Wayfinder Router is an open-source CLI tool that routes prompts to either a local or a hosted LLM tier without calling another model to make the routing decision. The tool analyzes prompt structure—such as length, headings, lists, and code—and wording—including terms like proofs, math, or hard constraints—to produce a deterministic routing recommendation in microseconds. Because the decision is made offline and does not rely on an external model call, it avoids adding latency, API costs, or network dependencies to the routing step.
The project emphasizes calibration on user-specific data. By default, Wayfinder scores only prompt structure, but it also supports lexical cues (e.g., proofs, math, constraints) as optional features. However, these lexical cues are disabled by default because a double-blind test on independently authored prompts showed they only catch about 20% of unseen hard prompts and underperform a simple word-count baseline. Users are advised to enable and weight these cues only after calibrating them on their own traffic.

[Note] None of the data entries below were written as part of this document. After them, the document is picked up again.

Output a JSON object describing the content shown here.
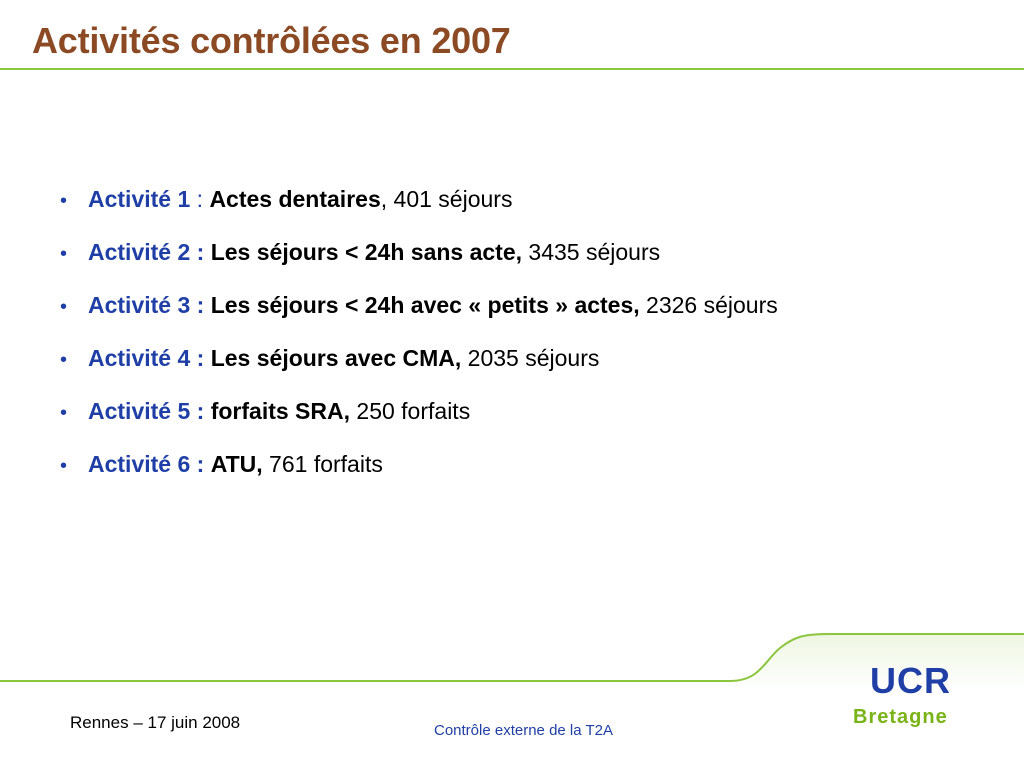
{
  "slide": {
    "title": "Activités contrôlées en 2007"
  },
  "activities": [
    {
      "label": "Activité 1",
      "separator": " : ",
      "name": "Actes dentaires",
      "value": ", 401 séjours"
    },
    {
      "label": "Activité 2 :",
      "separator": " ",
      "name": "Les séjours < 24h sans acte,",
      "value": " 3435 séjours"
    },
    {
      "label": "Activité 3 :",
      "separator": " ",
      "name": "Les séjours < 24h avec « petits » actes,",
      "value": " 2326 séjours"
    },
    {
      "label": "Activité 4 :",
      "separator": " ",
      "name": "Les séjours avec CMA,",
      "value": " 2035 séjours"
    },
    {
      "label": "Activité 5 :",
      "separator": " ",
      "name": "forfaits SRA,",
      "value": " 250 forfaits"
    },
    {
      "label": "Activité 6 :",
      "separator": " ",
      "name": "ATU,",
      "value": " 761 forfaits"
    }
  ],
  "footer": {
    "left": "Rennes – 17 juin 2008",
    "center": "Contrôle externe de la T2A",
    "logo_main": "UCR",
    "logo_region": "Bretagne"
  },
  "colors": {
    "title": "#8b4a24",
    "accent_blue": "#1f3fa6",
    "rule_green": "#8cc63f",
    "logo_green": "#7ab317"
  },
  "bullet_glyph": "•"
}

Wayfinder provides a benchmark suite ( run via make benchmark ) that compares its routing decisions against honest baselines and a perfect oracle. The tool can be evaluated against RouterBench or RouterArena for graded performance numbers. The project documents where it performs well and where it does not, including cases where it performs no better than random on short-but-hard items from RouterBench.
Two interfaces are available for testing the router without API keys or network access. A terminal-based chat interface ( wayfinder-router chat --dry-run ) shows routing decisions, structural scores, and running savings versus an always-cloud baseline. A browser-based web chat UI ( wayfinder-router webchat --dry-run ) includes a live threshold slider to adjust routing behavior. Both interfaces persist conversations across sessions and display the rationale for each routing decision.
The project contrasts its approach with other routers that rely on model calls—such as trained classifiers, LLM judges, or hosted APIs—to make routing decisions. These model-based routers add latency, cost, and randomness to the step intended to save money. Wayfinder’s offline, deterministic routing aims to avoid these pitfalls while still enabling users to route prompts to the most cost-effective model tier.